Palestrante
Descrição
Cosmic rays are defined as particles with cosmic origin that reach the Earth. While there are several problems in the study of these particles, there are two central issues to be solved: their origin (production, acceleration and propagation) and their importance in the total energy balance of the universe, since the energy density of cosmic radiation is of the same order of magnitude of the energy density of stars and galactic magnetic fields. At least three fundamental pieces of information could be obtained from a cosmic ray experiment: the energy of the incident particle, its arrival direction and its identity. With these basic quantities we can reconstruct many statistically significant quantities: (a) the energy spectrum, (b) the angular distribution function of arrival directions or anisotropy, and (c) the composition as a function of energy.

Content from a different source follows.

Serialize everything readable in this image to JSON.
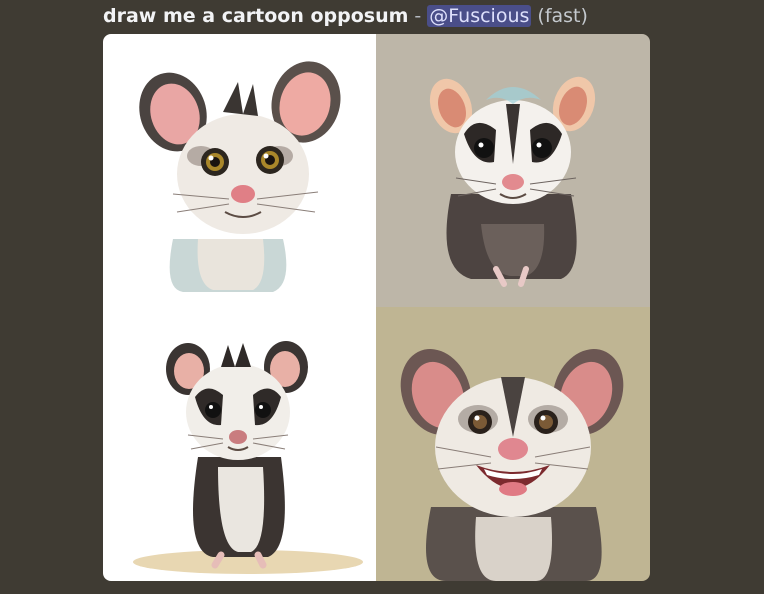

The study of depth of shower maximum, Xmax, has crucial importance in the estimation of the energy and of mass composition of cosmic rays. The RMS of the ⟨Xmax⟩ distribution has been also shown to be an important and independent composition parameter. In this study, we will use CORSIKA and CONEX simulation programs to run around 2.000.000 showers in the energy range from $10^{17}$ to $10^{20.5}$ eV in steps of 0.1 in log(EeV) and for several primary particle types. For the low energy hadronic model we will use FLUKA-INFN and for the high energy interaction models QGSJETII-04, SIBYLL2.3d and EPOS-LHC will be used. We will calculate the ⟨Xmax⟩ parameter as its RMS as a function of primary composition and energy for different hadronic interaction models. A detailed comparison and parameterization for different simulation models is also going to be studied.
Keywords: Astroparticle Physics, Cosmic Rays, Mass Composition, Hadronic models, Xmax, Slant Depth.